Barsch-Guru schrieb:


> @ Die ganzen Äffchen
> 
> was/wer seid ihr? Ist das ne neue Boardverschwörungsgruppe oder was? Sorry fürs offtopic, musste allerdings jetzt mal fragen weil mittlerweile der 4. andersfarbige Affe aufgetaucht ist! Könnt ihr mich kurz aufklären?! Oder ist das wieder ein geheimer Geheimbund?

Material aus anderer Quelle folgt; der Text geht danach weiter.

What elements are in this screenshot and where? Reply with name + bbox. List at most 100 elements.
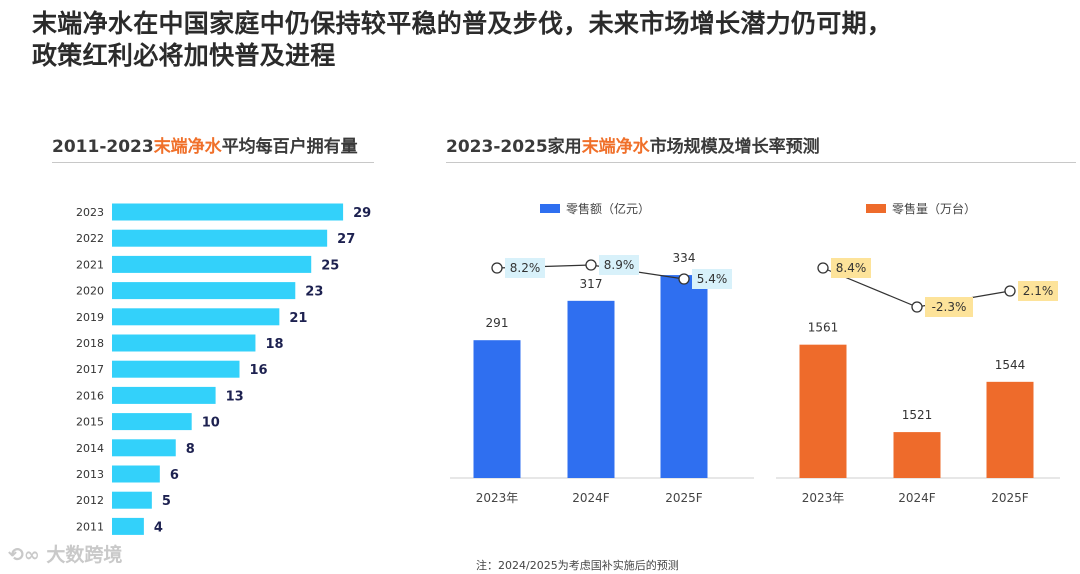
bar [567,300,615,478]
bar [660,275,708,478]
ownership-bar [112,229,328,247]
ownership-value-label: 25 [321,258,339,273]
bar-value-label: 1561 [808,321,839,335]
year-tick-label: 2019 [76,311,104,324]
watermark: ⟲∞ 大数跨境 [8,540,122,567]
legend-swatch-blue [540,204,560,213]
legend-swatch-orange [866,204,886,213]
ownership-value-label: 16 [250,363,268,378]
ownership-bar-chart: 2023 29 2022 27 2021 25 2020 23 2019 21 2018 18 2017… [76,203,371,535]
ownership-value-label: 4 [154,520,163,535]
ownership-value-label: 6 [170,468,179,483]
bar-value-label: 291 [486,316,509,330]
ownership-bar [112,517,144,535]
year-tick-label: 2017 [76,363,104,376]
category-tick-label: 2023年 [476,491,519,505]
ownership-value-label: 8 [186,442,195,457]
year-tick-label: 2014 [76,442,104,455]
growth-rate-label: -2.3% [932,300,967,314]
year-tick-label: 2012 [76,494,104,507]
category-tick-label: 2024F [572,491,610,505]
bar-value-label: 317 [580,277,603,291]
ownership-value-label: 23 [305,285,323,300]
ownership-value-label: 21 [289,311,307,326]
legend-retail-volume: 零售量（万台） [866,200,976,217]
ownership-value-label: 18 [265,337,283,352]
growth-rate-label: 8.9% [604,258,635,272]
bar-value-label: 1544 [995,358,1026,372]
growth-label-bg [599,255,639,275]
growth-label-bg [1018,281,1058,301]
ownership-bar [112,413,192,431]
year-tick-label: 2018 [76,337,104,350]
ownership-value-label: 29 [353,206,371,221]
left-title-pre: 2011-2023 [52,137,154,157]
category-tick-label: 2025F [991,491,1029,505]
ownership-bar [112,439,176,457]
retail-value-chart: 291 2023年 317 2024F 334 2025F 8.2% 8.9% 5.4% [450,251,754,505]
right-title-highlight: 末端净水 [581,137,650,157]
ownership-bar [112,386,216,404]
footnote: 注：2024/2025为考虑国补实施后的预测 [476,559,679,572]
legend-retail-value: 零售额（亿元） [540,200,650,217]
left-chart-title: 2011-2023末端净水平均每百户拥有量 [52,132,358,157]
headline-line-2: 政策红利必将加快普及进程 [32,41,336,70]
year-tick-label: 2020 [76,285,104,298]
ownership-value-label: 27 [337,232,355,247]
right-chart-title: 2023-2025家用末端净水市场规模及增长率预测 [446,132,820,157]
growth-point [911,301,923,313]
ownership-bar [112,282,296,300]
year-tick-label: 2021 [76,258,104,271]
bar-value-label: 1521 [902,408,933,422]
growth-point [1004,285,1016,297]
growth-point [678,273,690,285]
legend-retail-volume-label: 零售量（万台） [892,202,977,216]
ownership-bar [112,334,256,352]
ownership-value-label: 5 [162,494,171,509]
ownership-bar [112,308,280,326]
growth-label-bg [505,258,545,278]
watermark-text: 大数跨境 [46,544,123,566]
growth-label-bg [831,258,871,278]
ownership-value-label: 10 [202,416,220,431]
category-tick-label: 2023年 [802,491,845,505]
growth-rate-label: 8.2% [510,261,541,275]
category-tick-label: 2024F [898,491,936,505]
growth-rate-label: 8.4% [836,261,867,275]
growth-point [817,262,829,274]
left-title-rule [52,162,374,163]
growth-label-bg [692,269,732,289]
bar [473,340,521,478]
right-title-pre: 2023-2025家用 [446,137,582,157]
bar [893,432,941,478]
headline: 末端净水在中国家庭中仍保持较平稳的普及步伐，未来市场增长潜力仍可期， 政策红利必… [32,8,1062,72]
left-title-post: 平均每百户拥有量 [221,137,358,157]
headline-line-1: 末端净水在中国家庭中仍保持较平稳的普及步伐，未来市场增长潜力仍可期， [32,9,893,38]
year-tick-label: 2013 [76,468,104,481]
left-title-highlight: 末端净水 [153,137,222,157]
ownership-bar [112,255,312,273]
category-tick-label: 2025F [665,491,703,505]
ownership-bar [112,360,240,378]
bar-value-label: 334 [673,251,696,265]
legend-retail-value-label: 零售额（亿元） [566,202,651,216]
bar [799,344,847,478]
growth-rate-label: 2.1% [1023,284,1054,298]
ownership-bar [112,465,160,483]
year-tick-label: 2015 [76,416,104,429]
year-tick-label: 2011 [76,520,104,533]
year-tick-label: 2022 [76,232,104,245]
growth-point [491,262,503,274]
ownership-bar [112,491,152,509]
right-title-rule [446,162,1076,163]
watermark-logo-icon: ⟲∞ [8,544,40,566]
ownership-value-label: 13 [226,389,244,404]
right-title-post: 市场规模及增长率预测 [649,137,820,157]
ownership-bar [112,203,344,221]
growth-label-bg [925,297,973,317]
year-tick-label: 2023 [76,206,104,219]
year-tick-label: 2016 [76,389,104,402]
growth-point [585,259,597,271]
retail-volume-chart: 1561 2023年 1521 2024F 1544 2025F 8.4% -2.3% 2.1% [776,258,1060,505]
growth-rate-label: 5.4% [697,272,728,286]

gut das du die frage stellst, wundere mich auch schon ein wenig über die " affenbande"  ( nicht bös gemeint)
geheimer geheimbund ??? sollten geheime geheimbunde nicht immer geheim sein |supergri?


----------



## Schleien-Stefan (2. März 2010)

*AW: Der "Finger weg von dieser Schnur"-Thread*



Barsch-Guru schrieb:


> Oder ist das wieder ein geheimer Geheimbund?



So ist es! #6


Quatsch, wir sind nur ein paar Jungs die sich kennen und ab und an gemeinsam angeln und ein gemeinsames Hobby haben, so wie andere hier ihre Signaturen ja auch mit Raubfischteam XYZ und ähnlichem haben, haben wir eben teilweise ein gemeinsames Benutzerlogo... Alles locker, wir werden nicht direkt die Welt übernehmen...


----------



## fishingexpert87 (2. März 2010)

*AW: Der "Finger weg von dieser Schnur"-Thread*

:q

geil die ganzen äffchen meinter  



Barsch-Guru schrieb:


> @ Die ganzen Äffchen
> 
> was/wer seid ihr? Ist das ne neue Boardverschwörungsgruppe oder was? Sorry fürs offtopic, musste allerdings jetzt mal fragen weil mittlerweile der 4. andersfarbige Affe aufgetaucht ist! Könnt ihr mich kurz aufklären?! Oder ist das wieder ein geheimer Geheimbund?


----------



## Denni_Lo (2. März 2010)

*AW: Der "Finger weg von dieser Schnur"-Thread*



fishingexpert87 schrieb:


> :q
> 
> geil die ganzen äffchen meinter



Was für ein Ding? Bitte im klaren Kontext darstellen, ansonsten versehe ich nichts.


----------



## Knispel (2. März 2010)

*AW: Der "Finger weg von dieser Schnur"-Thread*

Ne Mono von Giga- Fisch, konnte man vergessen. Wie Stahldraht. Habe aber letztlich meine Schnur ( fische nur Mono ) gefunden und dabei bleib ich.


----------



## Hufi96 (2. März 2010)

*AW: Der "Finger weg von dieser Schnur"-Thread*



angelspezi82 schrieb:


> im Prinzip sind wir - alle mit dem Affenlogo - begeisterte Forellenangler



Hier mal in Farbe http://bentlyr.files.wordpress.com/2008/04/orangutan-fishing1.jpg #6

Zu den Schnüren, ich hatte vor zwei Jahren mal eine geflochtene von Balzer, ich meine Iron Line hieß die. Das war mit Abstand das schlimmste was ich auf der Spule hatte. Platt, breit, locker geflochten, sofort ausgeblichen und Perrückenträchtig, nur die Tragkraft war ok.


----------



## WickedWalleye (2. März 2010)

*AW: Der "Finger weg von dieser Schnur"-Thread*



Hufi96 schrieb:


> Hier mal in Farbe http://bentlyr.files.wordpress.com/2008/04/orangutan-fishing1.jpg #6



:vik: Geiöl!!!


----------



## Promachos (2. März 2010)

*AW: Der "Finger weg von dieser Schnur"-Thread*

Hallo!

Nie wieder Fireline: bleicht schnell aus und rauht (verdammt: Schreibt man das jetzt mit oder ohne "h"?) noch schneller auf.

Gruß Promachos


----------



## Hackersepp (2. März 2010)

*AW: Der "Finger weg von dieser Schnur"-Thread*

Whiplash chrystal - 

Ich habe die Schnur mal bei einem Gewinnspiel gewonnen. Saugt sich mit der Zeit voll und franst sehr schnell auf. 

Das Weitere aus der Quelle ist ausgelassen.